# How to make this zero

## Main Question or Discussion Point

Hello,

I have the following summation:

$$\sum_{l=0}^Lb_l\exp\left(-j\frac{2\pi}{N}kl\right)$$

If

$$b_1=\cdots b_L=b$$

then by making L=N-1 the above summation will be zero. Now, if the coefficients are not equal, can we make the summation zero, and how?

Thanks

I don't think you can unless the coefficients are allowed to be negative, since the exponential function can never be negative, thus it can never add up to zero.

I don't think you can unless the coefficients are allowed to be negative, since the exponential function can never be negative, thus it can never add up to zero.
The coefficients are strictly greater than zero.

HallsofIvy
Homework Helper
I don't think you can unless the coefficients are allowed to be negative, since the exponential function can never be negative, thus it can never add up to zero.
The "j" here is the imaginary unit (called "i" by us ordinary "non-engineering folk) so your statement that "the exponential function can never be negative" is not true. For example, $e^{j\pi}= e^{i\pi}= -1$.

The "j" here is the imaginary unit (called "i" by us ordinary "non-engineering folk) so your statement that "the exponential function can never be negative" is not true.

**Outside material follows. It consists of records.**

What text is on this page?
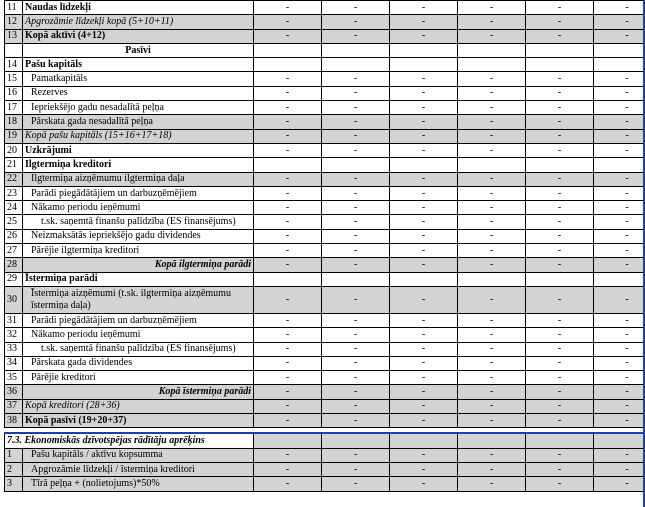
11	Naudas līdzekļi	-	-	-	-	-	-
12	Apgrozāmie līdzekļi kopā (5+10+11)	-	-	-	-	-	-
13	Kopā aktīvi (4+12)	-	-	-	-	-	-
	Pasīvi						
14	Pašu kapitāls						
15	Pamatkapitāls	-	-	-	-	-	-
16	Rezerves	-	-	-	-	-	-
17	Iepriekšējo gadu nesadalītā peļņa	-	-	-	-	-	-
18	Pārskata gada nesadalītā peļņa	-	-	-	-	-	-
19	Kopā pašu kapitāls (15+16+17+18)	-	-	-	-	-	-
20	Uzkrājumi	-	-	-	-	-	-
21	Ilgtermiņa kreditori						
22	Ilgtermiņa aizņēmumu ilgtermiņa daļa	-	-	-	-	-	-
23	Parādi piegādātājiem un darbuzņēmējiem	-	-	-	-	-	-
24	Nākamo periodu ieņēmumi	-	-	-	-	-	-
25	t.sk. saņemtā finanšu palīdzība (ES finansējums)	-	-	-	-	-	-
26	Neizmaksātās iepriekšējo gadu dividendes	-	-	-	-	-	-
27	Pārējie ilgtermiņa kreditori	-	-	-	-	-	-
28	Kopā ilgtermiņa parādi	-	-	-	-	-	-
29	Īstermiņa parādi						
30	Īstermiņa aizņēmumi (t.sk. ilgtermiņa aizņēmumu īstermiņa daļa)	-	-	-	-	-	-
31	Parādi piegādātājiem un darbuzņēmējiem	-	-	-	-	-	-
32	Nākamo periodu ieņēmumi	-	-	-	-	-	-
33	t.sk. saņemtā finanšu palīdzība (ES finansējums)	-	-	-	-	-	-
34	Pārskata gada dividendes	-	-	-	-	-	-
35	Pārējie kreditori	-	-	-	-	-	-
36	Kopā īstermiņa parādi	-	-	-	-	-	-
37	Kopā kreditori (28+36)	-	-	-	-	-	-
38	Kopā pasīvi (19+20+37)	-	-	-	-	-	-

7.3. Ekonomiskās dzīvotspējas rādītāju aprēķins							
1	Pašu kapitāls / aktīvu kopsumma	-	-	-	-	-	-
2	Apgrozāmie līdzekļi / īstermiņa kreditori	-	-	-	-	-	-
3	Tīrā peļņa + (nolietojums)*50%	-	-	-	-	-	-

For example, $e^{j\pi}= e^{i\pi}= -1$.
That is right, j is the imaginary unit.

oh i didn't notice the imaginary unit, i tried some stuff with euler's identity, but nothing worked..

haruspex
Homework Helper
Gold Member
Hello,

I have the following summation:

$$\sum_{l=0}^Lb_l\exp\left(-j\frac{2\pi}{N}kl\right)$$

If

$$b_1=\cdots b_L=b$$

then by making L=N-1 the above summation will be zero.
Is that always true? What if k divides N? Won't all the terms reduce to bl?
Now, if the coefficients are not equal, can we make the summation zero, and how?
Thanks
If k is prime to N then the $$\exp\left(-j\frac{2\pi}{N}kl\right)$$ are just a reordering of $$\exp\left(-j\frac{2\pi}{N}l\right)$$. The sum can be rewritten as $$\sum_{l=0}^Lb_lω^l$$ where ω is a primitive Nth root of unity ($$ω=\exp\left(-j\frac{2\pi}{N}a\right)$$, where a is prime to N). Choose any m, n s.t. |m-n| is not a multiple of N/2 (easy if N odd). Each ωl can be written as a linear combination of ωm and ωn with real coefficients. So except for the special case where |m-n| = N/2, you can specify all but those two of the bl and solve to make the sum zero.
I haven't investigated the case where k is neither a multiple of N nor coprime to it, but a similar approach should work.

chiro
Hello,

I have the following summation:

$$\sum_{l=0}^Lb_l\exp\left(-j\frac{2\pi}{N}kl\right)$$

If

$$b_1=\cdots b_L=b$$

then by making L=N-1 the above summation will be zero. Now, if the coefficients are not equal, can we make the summation zero, and how?

Thanks
Do you need any other constraints other than the coeffecients being different?

As long as you don't get all the terms being zero, positive, or negative, then you are going to have a lot of different solutions.

If you had to get some kind of analytic expression, then one way to do this would be to put it into cos(x) + i sin(x) form and then use trig identities to get things in terms of exact square roots. This would be done for specific values of your variables that are supplied.

From this you do the above until you get one-degree of freedom left and use the information to set the coeffecient so that the whole expression equals zero.

An example of the square root thing is say finding cos(5pi/6) = cos(pi/3+pi/2) = cos(pi/3)cos(pi/2) - sin(pi/3)sin(pi/2) = -SQRT(3)/2.

You could generate a decomposition routine to find an analytic expression given everything inside the exponential and thus generate an exact surd form for the exponential expressions which will give you an exact relationship between all the b's. This is if you need exact solutions. If you don't, then you can use numeric analysis to get solutions that are 'good enough'.

The key thing that you will have to do is generate the results for prime denominators (i.e. cos(pi/2), cos(pi/3), cos(pi/5), cos(pi,7) and so on. Once you have these, you can then generate the exact form of every cos(pi*Q) where Q is any rational number.